Кабатчик, вошедших увидя, сразу приободрился. Густав хватку ослабил, и тоже повернулся к дверям. Прибывших оказалось не то трое, не то четверо, но с первого взгляда куда больше глянулось. Уж больно разодеты были с роскошеством, в этом захолустье вовсе невиданном. Золоченые галуны, перья на шляпах, плащи дорогого тонкого сукна.

— Вот вас-то нам и надобно, господин Бирон… — начальствующий на Густава уставился, непонятно только, с угрозой он смотрит или просто пристально разглядывает. — Сколько вы ему задолжали, господин капитан?

— Семьдесят пять злотых — буркнул Густав, глаза опуская.

— Восемьдесят! Восемьдесят, ясновельможный пан! — с жаром кабатчик в разговор вклинился, на вошедших с надеждой глядя. — Бочонок пива, самого лучшего, умыкнули ввечеру — они, больше некому…

Один из вошедших, самый молодой, с завитыми золотистыми, как у панны на выданье, волосами до самых плеч, не выдержав, засмеялся отчего-то, да что там засмеялся — заржал, как жеребец стоялый.

Густав, окончательно взбеленясь, потянул зазубренный палаш из потерханных ножен, не в силах более сего унижения сносить. Но, к великому его изумлению, светловолосый тут же смех оборвал, и мало того — в тот же миг в поклоне изогнулся — одна нога согнута, рука к сердцу прижата, а волосьями холеными чуть ли не ботфорт свой метет.

— Скудно Речь Посполитая войска свои содержать стала… — проронил господин вельможного вида. — Сержант гвардии Щербинин, потрудитесь разочтись с сим почтенным владельцем заведения.

Светловолосый распрямился стремительно, как ивовый прут, из-под плаща объемистый кошель вынимая. На глазах у всех принялся монеты отсчитывать, да, видать, поленился продолжать — пальцами в перчатках оно несподручно выходило. Так и швырнул кошель в кабатчика, не глядя. Тот, не иначе с радости, деньги с такой ловкостью подхватил, каковая и обезьяне на ярмарке не снилась.

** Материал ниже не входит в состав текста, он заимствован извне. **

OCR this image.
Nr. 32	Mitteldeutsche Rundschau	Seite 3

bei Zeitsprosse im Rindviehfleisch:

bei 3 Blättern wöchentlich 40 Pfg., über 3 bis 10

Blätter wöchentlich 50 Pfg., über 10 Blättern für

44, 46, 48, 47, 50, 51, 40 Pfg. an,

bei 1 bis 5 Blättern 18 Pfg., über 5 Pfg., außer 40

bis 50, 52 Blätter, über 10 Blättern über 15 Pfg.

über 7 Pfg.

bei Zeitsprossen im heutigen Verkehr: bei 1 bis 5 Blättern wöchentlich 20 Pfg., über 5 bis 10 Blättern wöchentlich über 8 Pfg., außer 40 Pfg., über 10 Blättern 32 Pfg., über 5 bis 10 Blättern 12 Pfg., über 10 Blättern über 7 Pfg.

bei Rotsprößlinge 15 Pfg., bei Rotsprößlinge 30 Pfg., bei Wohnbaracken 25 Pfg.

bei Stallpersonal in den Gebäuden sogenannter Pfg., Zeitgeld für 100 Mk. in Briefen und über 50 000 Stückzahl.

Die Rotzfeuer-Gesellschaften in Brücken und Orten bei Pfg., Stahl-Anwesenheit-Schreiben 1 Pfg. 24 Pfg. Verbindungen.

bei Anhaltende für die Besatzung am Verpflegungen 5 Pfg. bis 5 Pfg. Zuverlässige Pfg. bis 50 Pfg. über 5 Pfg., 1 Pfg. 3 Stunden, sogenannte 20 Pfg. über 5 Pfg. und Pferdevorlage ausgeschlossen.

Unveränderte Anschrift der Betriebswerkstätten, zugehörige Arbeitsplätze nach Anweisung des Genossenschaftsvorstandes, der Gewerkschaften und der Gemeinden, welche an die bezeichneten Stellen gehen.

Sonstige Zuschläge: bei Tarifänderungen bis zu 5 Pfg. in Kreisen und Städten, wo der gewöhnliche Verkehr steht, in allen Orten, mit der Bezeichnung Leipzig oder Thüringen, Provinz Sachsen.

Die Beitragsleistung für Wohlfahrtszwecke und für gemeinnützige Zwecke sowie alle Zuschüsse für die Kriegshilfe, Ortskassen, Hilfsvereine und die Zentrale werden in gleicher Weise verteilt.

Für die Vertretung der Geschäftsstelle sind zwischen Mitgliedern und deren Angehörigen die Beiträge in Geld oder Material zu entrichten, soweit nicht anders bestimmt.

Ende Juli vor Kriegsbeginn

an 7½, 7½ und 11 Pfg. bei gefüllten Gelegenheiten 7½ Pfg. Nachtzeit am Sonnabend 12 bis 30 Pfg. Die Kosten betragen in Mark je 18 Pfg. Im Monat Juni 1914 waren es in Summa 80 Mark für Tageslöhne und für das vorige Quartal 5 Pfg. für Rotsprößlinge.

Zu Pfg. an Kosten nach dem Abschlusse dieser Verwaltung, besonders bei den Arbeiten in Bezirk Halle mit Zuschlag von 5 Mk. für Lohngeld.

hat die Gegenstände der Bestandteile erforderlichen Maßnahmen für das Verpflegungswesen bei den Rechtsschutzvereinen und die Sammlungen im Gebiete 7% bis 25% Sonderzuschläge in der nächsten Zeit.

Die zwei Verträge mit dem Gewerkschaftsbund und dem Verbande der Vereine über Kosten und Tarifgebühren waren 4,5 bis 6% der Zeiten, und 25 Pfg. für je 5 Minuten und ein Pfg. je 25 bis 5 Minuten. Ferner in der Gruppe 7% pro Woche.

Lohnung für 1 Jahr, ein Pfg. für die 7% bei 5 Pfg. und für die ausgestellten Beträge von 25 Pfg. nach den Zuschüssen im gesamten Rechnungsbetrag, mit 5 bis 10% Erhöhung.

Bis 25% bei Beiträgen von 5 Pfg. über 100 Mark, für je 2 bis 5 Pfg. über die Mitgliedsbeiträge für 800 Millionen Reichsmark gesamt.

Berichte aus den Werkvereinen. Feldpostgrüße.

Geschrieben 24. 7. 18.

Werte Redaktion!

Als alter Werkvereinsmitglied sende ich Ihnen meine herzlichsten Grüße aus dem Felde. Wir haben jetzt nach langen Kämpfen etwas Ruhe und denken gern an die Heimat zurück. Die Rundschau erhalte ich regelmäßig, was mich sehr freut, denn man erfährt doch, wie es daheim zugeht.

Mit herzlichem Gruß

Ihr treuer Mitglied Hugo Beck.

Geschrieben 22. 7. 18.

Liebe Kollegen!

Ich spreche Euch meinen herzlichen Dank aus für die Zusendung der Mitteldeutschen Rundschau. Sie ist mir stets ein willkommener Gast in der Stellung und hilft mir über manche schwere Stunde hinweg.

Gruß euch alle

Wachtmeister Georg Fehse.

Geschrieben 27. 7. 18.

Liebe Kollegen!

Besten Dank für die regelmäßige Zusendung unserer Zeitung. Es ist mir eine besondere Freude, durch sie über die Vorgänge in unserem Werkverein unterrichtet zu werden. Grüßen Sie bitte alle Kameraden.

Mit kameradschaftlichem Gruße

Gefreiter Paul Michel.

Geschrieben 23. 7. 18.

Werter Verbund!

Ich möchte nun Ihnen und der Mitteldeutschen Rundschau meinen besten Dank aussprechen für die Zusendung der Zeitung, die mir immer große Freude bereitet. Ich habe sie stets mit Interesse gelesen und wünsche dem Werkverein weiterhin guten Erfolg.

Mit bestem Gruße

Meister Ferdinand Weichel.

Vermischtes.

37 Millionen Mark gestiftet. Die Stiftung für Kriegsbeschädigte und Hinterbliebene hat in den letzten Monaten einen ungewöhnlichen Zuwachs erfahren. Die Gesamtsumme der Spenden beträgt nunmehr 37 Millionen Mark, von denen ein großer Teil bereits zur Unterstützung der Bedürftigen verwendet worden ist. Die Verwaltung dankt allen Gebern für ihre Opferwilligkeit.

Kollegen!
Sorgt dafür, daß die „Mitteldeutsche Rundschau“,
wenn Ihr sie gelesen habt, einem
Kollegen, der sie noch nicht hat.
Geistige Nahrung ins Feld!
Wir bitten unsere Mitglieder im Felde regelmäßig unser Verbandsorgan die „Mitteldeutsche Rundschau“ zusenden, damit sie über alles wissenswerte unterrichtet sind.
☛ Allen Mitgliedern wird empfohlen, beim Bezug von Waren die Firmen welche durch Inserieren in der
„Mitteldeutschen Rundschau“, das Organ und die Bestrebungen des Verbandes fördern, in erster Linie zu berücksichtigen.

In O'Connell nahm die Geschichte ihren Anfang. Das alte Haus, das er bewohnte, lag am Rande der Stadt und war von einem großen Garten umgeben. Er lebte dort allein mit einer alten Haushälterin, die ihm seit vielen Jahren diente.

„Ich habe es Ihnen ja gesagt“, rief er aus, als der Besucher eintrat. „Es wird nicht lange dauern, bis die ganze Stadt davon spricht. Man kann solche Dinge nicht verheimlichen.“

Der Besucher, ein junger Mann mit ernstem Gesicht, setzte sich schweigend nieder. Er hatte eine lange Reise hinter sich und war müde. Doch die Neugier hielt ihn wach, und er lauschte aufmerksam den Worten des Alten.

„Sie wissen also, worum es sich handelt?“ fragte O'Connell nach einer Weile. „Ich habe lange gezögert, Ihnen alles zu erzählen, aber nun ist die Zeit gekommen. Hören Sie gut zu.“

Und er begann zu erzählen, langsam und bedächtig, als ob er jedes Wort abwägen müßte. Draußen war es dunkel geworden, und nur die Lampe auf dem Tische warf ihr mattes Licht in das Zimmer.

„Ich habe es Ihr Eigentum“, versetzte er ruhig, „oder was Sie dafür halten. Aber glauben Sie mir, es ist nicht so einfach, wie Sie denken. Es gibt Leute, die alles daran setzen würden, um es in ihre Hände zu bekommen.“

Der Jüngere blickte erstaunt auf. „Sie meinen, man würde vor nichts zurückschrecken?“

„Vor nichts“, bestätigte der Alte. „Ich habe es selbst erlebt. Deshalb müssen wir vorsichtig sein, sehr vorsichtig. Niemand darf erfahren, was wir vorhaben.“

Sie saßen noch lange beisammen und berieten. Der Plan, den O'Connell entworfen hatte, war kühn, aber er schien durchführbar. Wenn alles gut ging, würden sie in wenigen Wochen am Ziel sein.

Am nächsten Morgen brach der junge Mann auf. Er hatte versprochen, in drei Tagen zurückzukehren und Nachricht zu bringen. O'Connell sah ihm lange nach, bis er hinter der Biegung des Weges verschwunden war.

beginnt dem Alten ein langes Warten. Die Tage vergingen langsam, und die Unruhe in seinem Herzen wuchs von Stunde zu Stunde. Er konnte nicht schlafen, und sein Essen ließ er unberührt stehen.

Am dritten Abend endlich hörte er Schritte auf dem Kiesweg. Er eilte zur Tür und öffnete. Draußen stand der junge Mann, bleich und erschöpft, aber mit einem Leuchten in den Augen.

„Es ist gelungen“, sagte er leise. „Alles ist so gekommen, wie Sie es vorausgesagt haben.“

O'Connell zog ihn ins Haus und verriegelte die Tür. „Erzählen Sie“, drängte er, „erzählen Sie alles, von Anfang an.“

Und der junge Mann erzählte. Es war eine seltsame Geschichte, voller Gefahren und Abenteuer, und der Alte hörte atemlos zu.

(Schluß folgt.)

— Мы к вам по поручению вашего брата, Эрнста Иоганна. Велено нам доставить вас, господин Бирон, ко двору императрицы Анны Иоанновны. Желаете следовать за нами?

— В Митаву?[7] — поразился Густав.

— Как? Вы разве ничего не слыхали? — за спиной у начальствующего снова смешки послышались, на этот раз негромкие и словно бы почтительные. — В Москву, господин капитан. Ее императорское величество Анна Иоанновна к коронации готовится, не отлагая, сразу после похорон его императорского величества Петра II Алексеевича. А братец ваш, ныне обер-камергер при ее высочайшей особе, сей же час братьев своих уведомить пожелал и ко двору пригласить — и вас, и старшего, Карла. Ну так как, господин Бирон, последуете за нами?

Густав замер, поверить не в силах, а прибывшие, со старшим во главе, перед ним дружно в поклоне склонились. Так и замерли все, покуда новоявленный баловень судьбы от растерянности в себя приходил. А тот молодой, смешливый, в три погибели изогнувшись, еще и подмигнул лазоревым глазом, но не насмешливо, а дружелюбно.


Тридцать лет уже исполнилось Густаву, когда предстал он перед императрицей Анной. Случилось это в тот первый раз в ее личных покоях, почти по-семейному. Милостиво и приветливо она младшего из братьев встретила, и на службу в новообразованный Измайловский полк определила, на командный пост, премьер — майором.

Перед прощаньем протянула руку для поцелуя, улыбнулась, губы растянув меж толстых щек. Взяла с золоченого столика тяжелую табакерку, бриллиантами осыпанную, подала Густаву. Сказала, что на преданность и честную службу его надеется. Он тогда подумал, что иначе и не умеет. С тем и простились.

Жизнь потекла, как полноводная река. Двор назад в Петербург вернулся, старую столицу оставив. Время быстро летело. По службе дел хватало, приходилось новый полк обустраивать. Прежде в России было два гвардейских полка — Преображенский и Семеновский. Лично государи ими всегда занимались и даже на командных постах значились. Но и сами гвардейцы свою силу чувствовали, ни одно воцарение без них не обходилось. Вот для того, чтобы свою опору в войсках иметь, и повелел Эрнст Иоганн фон Бирон свой полк образовать, из наемников иностранных и российских. Назвали новый полк Измайловским, по русской традиции, но офицерами больше иностранцы служили, а рядовых из украинской ландмилиции набрали.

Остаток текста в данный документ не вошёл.